Open ramild opened 5 years ago

ramild commented 5 years ago

Hi! I'm interested in solving a classification problem in which I train the model on one language and make the predictions for another one (zero-shot classification).

It is said in the README for the multilingual BERT model (https://github.com/google-research/bert/blob/master/multilingual.md) that:

For tokenization, we use a 110k shared WordPiece vocabulary. The word counts are weighted the same way as the data, so low-resource languages are upweighted by some factor. We intentionally do not use any marker to denote the input language (so that zero-shot training can work).

But after finetuning the BERT-multilingual-uncased for one language dataset, it absolutely doesn't work for the texts in another languages. Predictions turn out to be inadequate: I tried multiple pairs (text, the same text translated to another language) and probability distributions over labels (after apply softmax) were wildly different.

Then I also tried it with bert-multilingual-cased, but the results are still bad. A number of very simple (text, translated text) give very different probability distributions (the translated versions almost always fall into one major category).

Specifiically, I fine-tune pre-trained bert-multilingual-cased on Russian text classification problem and then make a prediction using the model on an English text (tried German, Spanish and Italian as well -- nothing works).

Do you know what can be the cause of the problem? Should I somehow change the tokenization when applying the model to other languages (BPE embeddings are shared, so not sure about this one)?

dengyuning commented 5 years ago

Hi! I'm interested in solving a classification problem in which I train the model on one language and make the predictions for another one (zero-shot classification).

It is said in the README for the multilingual BERT model (https://github.com/google-research/bert/blob/master/multilingual.md) that:

For tokenization, we use a 110k shared WordPiece vocabulary.

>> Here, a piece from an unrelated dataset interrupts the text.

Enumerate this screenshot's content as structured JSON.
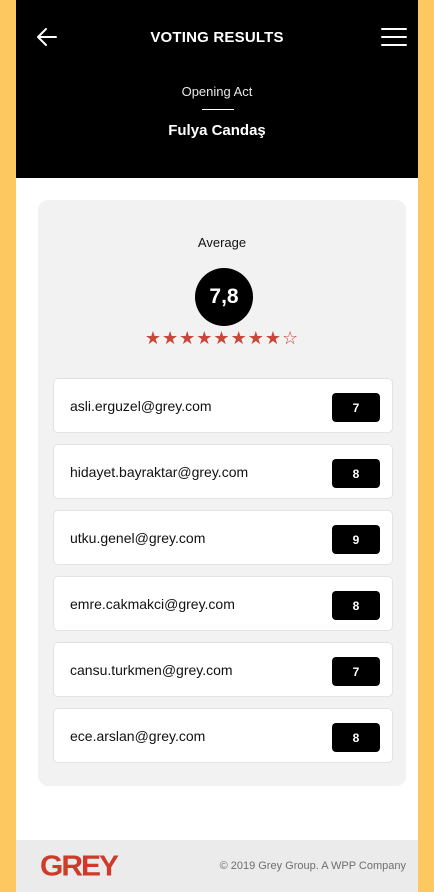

The word counts are weighted the same way as the data, so low-resource languages are upweighted by some factor. We intentionally do not use any marker to denote the input language (so that zero-shot training can work).

But after finetuning the BERT-multilingual-uncased for one language dataset, it absolutely doesn't work for the texts in another languages. Predictions turn out to be inadequate: I tried multiple pairs (text, the same text translated to another language) and probability distributions over labels (after apply softmax) were wildly different.

Then I also tried it with bert-multilingual-cased, but the results are still bad. A number of very simple (text, translated text) give very different probability distributions (the translated versions almost always fall into one major category).

Specifiically, I fine-tune pre-trained bert-multilingual-cased on Russian text classification problem and then make a prediction using the model on an English text (tried German, Spanish and Italian as well -- nothing works).

Do you know what can be the cause of the problem? Should I somehow change the tokenization when applying the model to other languages (BPE embeddings are shared, so not sure about this one)?

Met the same problem. My wechat id is cherryuuuu3 and maybe we can discuss about it.

wanicca commented 5 years ago

I wonder if bert multilingual representations can perform like other multilingual embeddings by aligning monolingual embeddings (like MUSE )? That is to say, do the synonyms in a parallel sentence in different languages have analogous vector representations? Is bert multilingual model cross-lingual, or just a multilingual model that can receive different languages as input? I read the Multilingual README, and didn't find any clue about cross-lingual setting.